Key Sections

Key Sections

In a short play like Translations, the focus of the drama is on shifting relationships demonstrated through language and conversation. Virtually anywhere in the play can be viewed as a key section. This is demonstrated by exam boards choosing passage-based questions from all over the play. To counter this, take a specific moment of translation or linguistic play and explore the consequences that could arise from it.

It is also problematic to choose a central character in the play, as all the characters are central to their own development and the development of themes. However, each character has an echo or reflection in another character; think about how Owen and Manus interact, and about the attraction between Maire and Yolland. What does each of these characters want, and how do they reflect each other?
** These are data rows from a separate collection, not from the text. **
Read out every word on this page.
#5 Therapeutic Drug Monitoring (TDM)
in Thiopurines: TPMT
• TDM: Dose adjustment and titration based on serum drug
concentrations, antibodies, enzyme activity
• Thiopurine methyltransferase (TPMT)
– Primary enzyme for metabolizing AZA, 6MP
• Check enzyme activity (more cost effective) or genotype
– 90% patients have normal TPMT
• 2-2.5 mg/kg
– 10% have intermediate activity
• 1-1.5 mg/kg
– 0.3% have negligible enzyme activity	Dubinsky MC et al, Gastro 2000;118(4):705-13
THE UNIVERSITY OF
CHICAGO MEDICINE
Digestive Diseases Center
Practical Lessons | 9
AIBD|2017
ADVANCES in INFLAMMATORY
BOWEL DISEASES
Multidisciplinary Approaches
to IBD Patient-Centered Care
However, having said that, there are moments that encapsulate several of the themes perfectly.

1) One of the most immediate is the contrast between the end of Act Two Scene One and Act Two Scene Two.
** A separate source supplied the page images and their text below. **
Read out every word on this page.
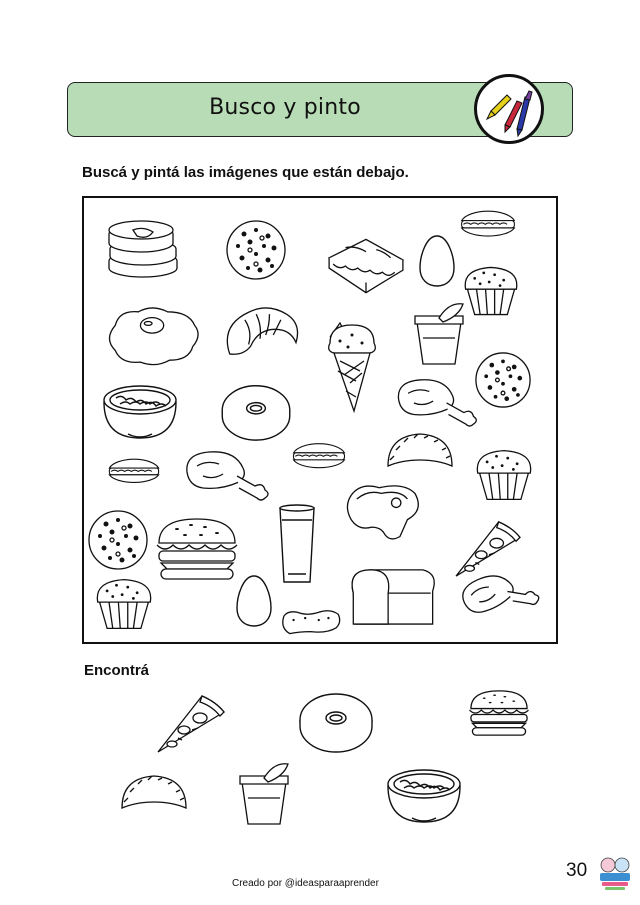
Busco y pinto
Buscá y pintá las imágenes que están debajo.
Encontrá
Creado por @ideasparaaprender
30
The end of Scene One demonstrates the difficulties faced when attempting to talk to someone from another culture. Maire and Yolland are confused by what the other is saying, while Owen is trying to act as an intermediary between them. After dispensing with him, the two lovers seem to be in perfect harmony with each other at the beginning of Scene Two. This is reflected in the way that their words echo and reinforce what the other is saying, as if they could follow what the other is saying.

What comes in the way of their communicating?

What brings them back together?

What is the major misunderstanding that they have at the end of the scene?

What does this say about words as a tool for communication?

What does the dramatic irony add to the scene? Is it made comic or tragic?

2) Another key moment is Hugh's ironic praising of the Gaelic language. It is one of the commonly held stereotypes about Ireland that they are a poetic and soulful race. Hugh plays on this, and implicitly mocks Yolland for his views. However, he does not seem to share this view without some reservations.

How does Friel make the audience aware of Hugh's views?

What does Hugh say about the future of Gaelic?

Why does Hugh come poetry only in Latin?

3) For an explicit moment of translation in the play, look at Owen translating Lancey in Act One. He deliberately misinterprets, and defends himself later with an offhand remark about uncertainty and poetry.

Why do you think he mistranslates?

Is it possible to read into Lancey's words what Owen claims they mean?

What are your responses to Owen at this point in the play?

How does this moment tie in with Owen being called Roland by the English?

What is Owen's attitude to words as symbols with concrete (solid) meanings?